(„24/7 – The Passion Of Life“ directed by Roland Reber, 2008)
Wer sich auf Larry Clarks Ken Park einlässt, bekommt harten Tobak aus dem Leben einiger Menschen zu sehen, deren Identitätssuche früher oder später zur Entdeckung der eigenen Sexualität führt. Dabei ist Ken Park absolut kompromisslos, anstößig und eben genau das, was 24/7 – The Passion of Life von Roland Reber gerne sein möchte. So unterschiedlich diese beiden Regisseure auch sind, haben sie doch eine gewisse Gemeinsamkeit. Die in ihren Werken stets wiederkehrenden Motive – bei Clark Teenager-Sex, bei Reber Freizügigkeit als Metapher für Freiheit – hinterlassen beim Zuschauer zuweilen ein mulmiges Gefühl: Dient hier das Filmemachen noch als Ausdruck von Kreativität, oder als Ventil für die eigenen Fantasien im triebhaften Sinne? Ken Park bleibt dank gut ausgearbeiteter Charaktere, deren Entwicklung im Zuge einer stimmigen Inszenierung stets nachvollziehbar bleibt, weit von Pornographie entfernt – selbst bei der Triole im letzten Akt. Rebers 24/7 – The Passion of Life hingegen trennt von einem (Soft-)Porno stellenweise ehrlich gesagt nicht viel.
Das fängt bei der technischen Umsetzung an und hört bei der theatralischen Darstellung auf. Man erinnere sich vorweg an eine Szene aus Mein Traum oder: Die Einsamkeit ist nie allein. Da sitzt Roland Reber zwischen zwei barbusigen Frauen und freut sich seines Lebens. Dieser spontane Sketch floss als Mini-Werbespot für den Regisseur-Beruf in den Film mit ein und ist natürlich nicht ernst gemeint.
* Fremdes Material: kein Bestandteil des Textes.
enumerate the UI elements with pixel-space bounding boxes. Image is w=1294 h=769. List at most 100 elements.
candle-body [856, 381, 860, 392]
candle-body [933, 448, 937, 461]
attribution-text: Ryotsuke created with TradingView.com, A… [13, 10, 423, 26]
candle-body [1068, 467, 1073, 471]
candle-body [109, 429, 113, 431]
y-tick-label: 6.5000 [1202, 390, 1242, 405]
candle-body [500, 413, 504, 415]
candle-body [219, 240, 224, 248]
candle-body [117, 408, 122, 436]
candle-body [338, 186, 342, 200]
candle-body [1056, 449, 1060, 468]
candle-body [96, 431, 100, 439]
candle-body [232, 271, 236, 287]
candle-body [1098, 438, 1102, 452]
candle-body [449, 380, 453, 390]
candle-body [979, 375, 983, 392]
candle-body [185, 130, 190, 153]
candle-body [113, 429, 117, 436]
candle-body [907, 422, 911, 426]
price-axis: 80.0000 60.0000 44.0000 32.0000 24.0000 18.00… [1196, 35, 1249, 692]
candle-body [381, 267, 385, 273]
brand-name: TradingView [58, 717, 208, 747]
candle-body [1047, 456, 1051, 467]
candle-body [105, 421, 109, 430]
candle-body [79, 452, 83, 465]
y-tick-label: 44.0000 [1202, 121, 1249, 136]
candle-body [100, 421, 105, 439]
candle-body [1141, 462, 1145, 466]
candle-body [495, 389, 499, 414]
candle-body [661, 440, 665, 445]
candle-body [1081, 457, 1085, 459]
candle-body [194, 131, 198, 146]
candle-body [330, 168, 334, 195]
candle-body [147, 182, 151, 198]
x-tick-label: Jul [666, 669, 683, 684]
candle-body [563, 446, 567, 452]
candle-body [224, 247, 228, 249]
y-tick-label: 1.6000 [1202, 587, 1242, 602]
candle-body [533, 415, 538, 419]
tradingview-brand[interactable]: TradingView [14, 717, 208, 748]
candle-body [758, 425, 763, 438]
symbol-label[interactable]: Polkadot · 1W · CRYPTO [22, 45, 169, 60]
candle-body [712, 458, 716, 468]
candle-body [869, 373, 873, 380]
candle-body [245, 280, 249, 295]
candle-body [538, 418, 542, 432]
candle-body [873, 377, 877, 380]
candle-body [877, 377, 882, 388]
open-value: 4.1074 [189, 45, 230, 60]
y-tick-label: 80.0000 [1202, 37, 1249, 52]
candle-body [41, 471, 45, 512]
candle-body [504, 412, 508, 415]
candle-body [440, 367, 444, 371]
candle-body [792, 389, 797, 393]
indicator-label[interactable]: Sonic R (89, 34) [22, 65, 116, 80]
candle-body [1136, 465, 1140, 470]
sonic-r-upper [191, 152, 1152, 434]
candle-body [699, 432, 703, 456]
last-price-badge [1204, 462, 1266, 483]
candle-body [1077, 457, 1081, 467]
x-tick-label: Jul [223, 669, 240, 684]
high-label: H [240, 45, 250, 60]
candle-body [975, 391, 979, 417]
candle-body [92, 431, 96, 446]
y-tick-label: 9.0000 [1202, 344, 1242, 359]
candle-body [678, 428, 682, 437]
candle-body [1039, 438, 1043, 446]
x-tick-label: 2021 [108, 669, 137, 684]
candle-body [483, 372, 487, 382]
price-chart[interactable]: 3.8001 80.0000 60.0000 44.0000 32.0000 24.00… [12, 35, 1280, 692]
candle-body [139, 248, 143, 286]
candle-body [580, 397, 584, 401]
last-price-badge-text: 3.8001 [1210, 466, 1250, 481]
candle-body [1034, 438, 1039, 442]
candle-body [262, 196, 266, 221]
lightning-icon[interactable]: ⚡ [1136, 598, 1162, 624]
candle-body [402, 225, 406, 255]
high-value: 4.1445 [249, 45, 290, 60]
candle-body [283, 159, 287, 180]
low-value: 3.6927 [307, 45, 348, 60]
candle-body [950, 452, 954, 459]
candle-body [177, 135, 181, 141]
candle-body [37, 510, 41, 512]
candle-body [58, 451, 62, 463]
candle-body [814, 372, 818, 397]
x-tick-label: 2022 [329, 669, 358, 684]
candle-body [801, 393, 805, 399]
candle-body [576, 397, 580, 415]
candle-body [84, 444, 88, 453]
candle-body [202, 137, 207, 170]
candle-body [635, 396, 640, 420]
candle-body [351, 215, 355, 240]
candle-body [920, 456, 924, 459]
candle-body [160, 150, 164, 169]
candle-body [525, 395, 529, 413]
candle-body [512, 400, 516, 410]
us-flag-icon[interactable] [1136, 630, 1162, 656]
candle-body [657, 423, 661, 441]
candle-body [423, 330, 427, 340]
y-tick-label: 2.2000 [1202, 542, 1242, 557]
Dennoch vermittelt er beim Zuschauer genau den Eindruck, der sich bei 24/7 durch den gesamten Film zieht: Hier sind Provokateure am Werk, denen es nicht an Frivolität, jedoch an Einfällen mangelt. Als Aufhänger für ihren Film wählt die Reber-Crew das Thema Einsamkeit, das als Folge des gesellschaftlichen Normierungszwangs in der düster-geheimnisvollen SM-Szene ja wohl richtig platziert sein müsste. Ein Fehlschluss, der dem Publikum aufgrund eines Tunnelblicks auf das kommerzielle SM-Studio einer von Gott und der Welt verlassenen Domina (Mira Gittner) nicht auffällt. Eben diese Frau lernt die Hauptfigur Eva (Marina Anna Eich) bei einer Motorradpanne kennen und stellt plötzlich fest, dass ihrem allzu erfüllten Leben etwas fehlt: die erotische Identität. Auf der Suche danach durchstreift sie neben besagtem SM-Studio noch Schwingerclub und Strip-Lokal. Die Filmemacher hausieren mit der Information, dass an Original-Schauplätzen und größtenteils mit Laien aus der entsprechenden Szene anstatt mit echten Schauspielern gedreht wurde, als beweise dieser Umstand ein Höchstmaß an Authentizität und Glaubwürdigkeit.
Das Gegenteil ist der Fall, wenn die kreativen Köpfe hinter diesem Projekt ihre philosophischen Erkenntnisse über die Doppelmoral der Gesellschaft wie ein Etikett auf jede Szene pappen müssen. Ebenso zweifelhaft ist die Annahme, dass kameraunerfahrene Menschen gute Schauspieler sind, wenn sie nur sich selbst spielen müssen. Mira Gittner betont, dass es bei 24/7 nicht um eine dokumentarische, sondern um eine lyrische Darstellung ginge. Das entschuldigt die bühnenreifen Monologe, mit denen eine intellektuelle Annäherung an das Thema gewährleistet werden soll und die den Film letztlich davor bewahren, als ambitionierter Porno durchzugehen. Denn die schmuddelige Videoästhetik allein schafft es nicht: Das Zusammenspiel von Kamera, Licht und Ton liefert aufgrund niedrigen Produktionsbudgets ein recht amateurhaftes Ergebnis ab. Fazit: Wäre alles halb so wild, würde sich der Film dabei nicht so bierernst nehmen.